Review: Barber and Rachmaninoff – “life-affirming”

Simon Hale listens to the CBSO and their guest conductor.

Three life-affirming works with a New-World and Old-World connection were performed by the City of Birmingham Symphony Orchestra at Symphony Hall with power and precision.

The tall slender Ghanaian-German guest conductor Kevin John Edusei was in command, his long arms and hands reaching out from the podium engagingly in a way that almost enveloped the entire ensemble. Forcing brisk tempi but with clarity and a great attention to detail, Edusei coaxed the orchestra into a full throttled take on the evening’s music by Antonin Dvorak, Samuel Barber and Sergei Rachmaninoff.

Dvorak’s Carnival Overture provided a rousing start, the audience placed in the position of what the Czech composer called “the lonely contemplative wanderer” arriving in a city “at dusk where a carnival is in full swing”. The nine-minute work was the centrepiece of what was originally a trilogy based on nature, life and love first performed at the Carnegie Hall in New York in 1892.

The CBSO, with a prominent role for the triangle, tambourine and clarinets, brought out all the joyfulness of the wanderer in discovering what Edusei in his introduction referred to as not just a festival but “life in full bloom”.
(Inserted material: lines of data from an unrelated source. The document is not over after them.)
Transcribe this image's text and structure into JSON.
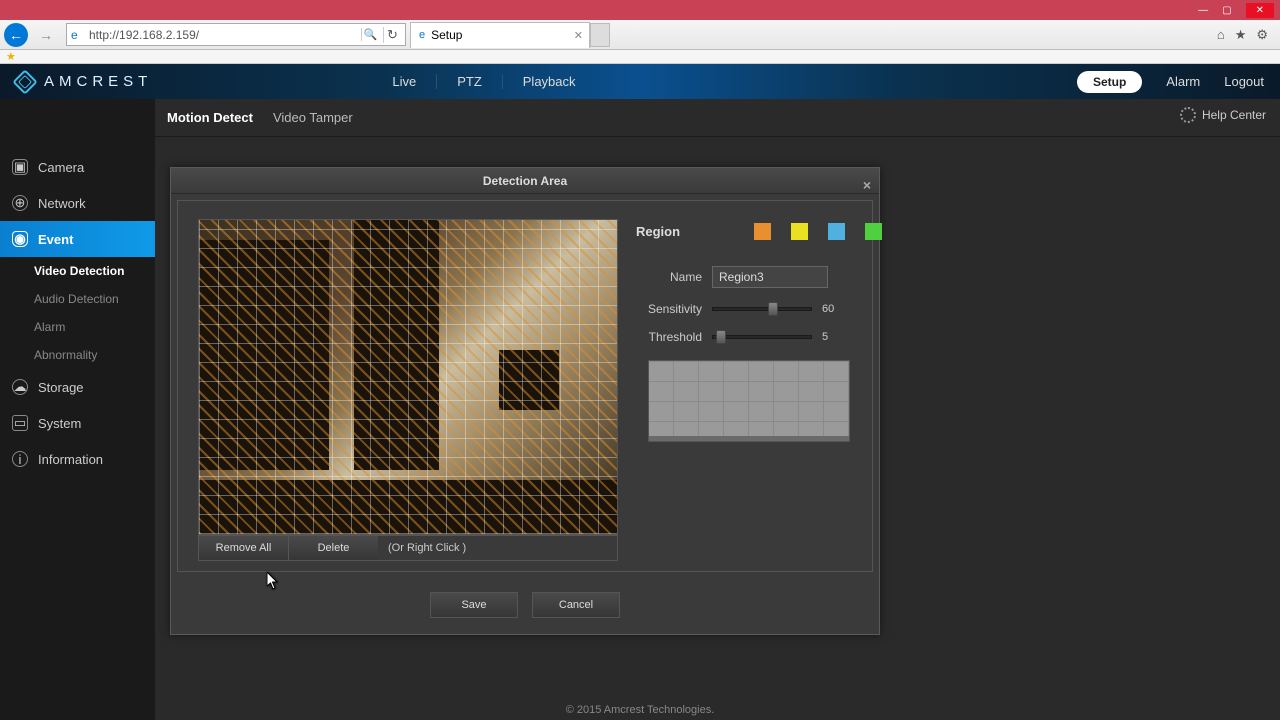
{
  "browser": {
    "url": "http://192.168.2.159/",
    "tab_title": "Setup"
  },
  "brand": "AMCREST",
  "top_nav": {
    "live": "Live",
    "ptz": "PTZ",
    "playback": "Playback",
    "setup": "Setup",
    "alarm": "Alarm",
    "logout": "Logout"
  },
  "sidebar": {
    "camera": "Camera",
    "network": "Network",
    "event": "Event",
    "event_sub": {
      "video_detection": "Video Detection",
      "audio_detection": "Audio Detection",
      "alarm": "Alarm",
      "abnormality": "Abnormality"
    },
    "storage": "Storage",
    "system": "System",
    "information": "Information"
  },
  "content_tabs": {
    "motion_detect": "Motion Detect",
    "video_tamper": "Video Tamper"
  },
  "help_center": "Help Center",
  "modal": {
    "title": "Detection Area",
    "region_label": "Region",
    "name_label": "Name",
    "name_value": "Region3",
    "sensitivity_label": "Sensitivity",
    "sensitivity_value": "60",
    "threshold_label": "Threshold",
    "threshold_value": "5",
    "remove_all": "Remove All",
    "delete": "Delete",
    "right_click_hint": "(Or Right Click )",
    "save": "Save",
    "cancel": "Cancel"
  },
  "footer": "© 2015 Amcrest Technologies."
}
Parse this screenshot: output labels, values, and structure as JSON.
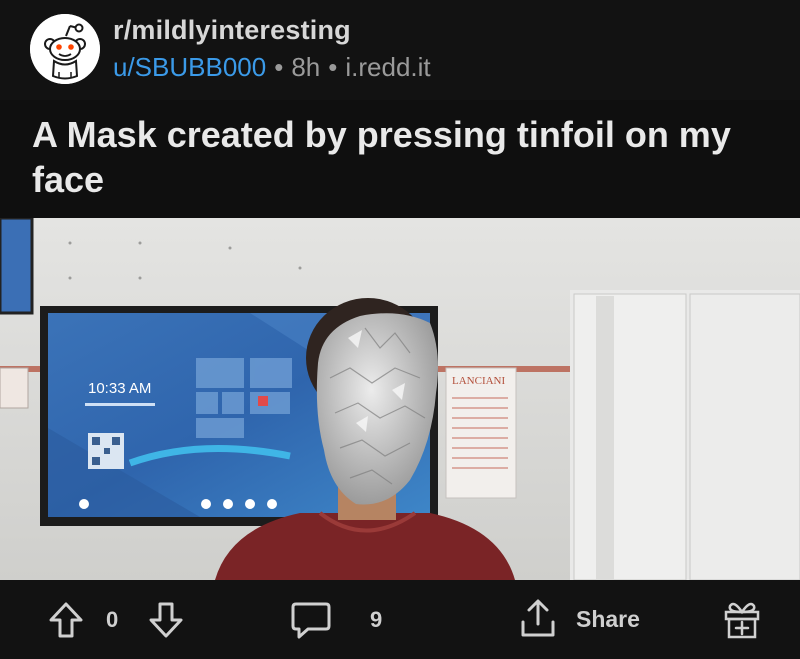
{
  "post": {
    "subreddit": "r/mildlyinteresting",
    "author": "u/SBUBB000",
    "age": "8h",
    "domain": "i.redd.it",
    "title": "A Mask created by pressing tinfoil on my face"
  },
  "photo": {
    "screen_time": "10:33 AM",
    "poster_label": "LANCIANI"
  },
  "actions": {
    "vote_count": "0",
    "comment_count": "9",
    "share_label": "Share"
  },
  "icons": [
    "reddit-snoo-icon",
    "upvote-arrow-icon",
    "downvote-arrow-icon",
    "comment-bubble-icon",
    "share-icon",
    "award-gift-icon"
  ],
  "colors": {
    "background": "#121212",
    "username": "#3b9ae8",
    "text": "#e9e9e9",
    "muted": "#9a9a9a"
  }
}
The American connection continued with Barber’s Cello Concerto, a rhythmically dramatic work from 1945 for which the composer provided no programme guide. New Yorker Alisa Weilerstein, in a striking red dress and long black hair that looked disconcertingly like it might interfere with her string playing, performed the lyrical and brooding passages with their huge technical and emotional demands – especially the cadenza – with great virtuosity.

You could also sense the wanderer in this piece as well, with the music arriving at one melody after another before immediately journeying on until finally arriving at a dramatic climax. The only slight disappointment after Weilerstein receiving sustained applause was the absence of an encore.

A journey of a different kind followed with Rachmaninoff’s Symphony No 3, first performed by the Philadelphia Orchestra in 1936 after the Russian composer had emigrated to America after the Russian Revolution in 1917.

One of Rachmaninoff’s final major original works, the symphony is regarded as a longing for his young life in Russia. As Edusei told the audience, “Rachmaninoff is aware of the transience of life and there is a bittersweetness to the work.”

Criticised at the time by the public for not being more romantic and by the critics for not being more progressive, the CBSO demonstrated why from a modern perspective the symphony is now heard much more frequently.The thrillingly powerful performance included both fiery passages played with a passionate intensity and ironic romanticism and a sad delicate lyricism in quieter moments before Edusei built up the tension to a gloriously vibrant conclusion.

The CBSO will perform Felix Mendelssohn’s Symphony No 4 (Italian), along with Louise Farrenc’s Overture No 2, Wolfgang Amadeus Mozart’s Piano Concerto No 25 with Ariel Lanyi as soloist, and Franz Schubert’s Overture in the Italian Style in D major at 2.15 pm on Wednesday, June 19th at Symphony Hall.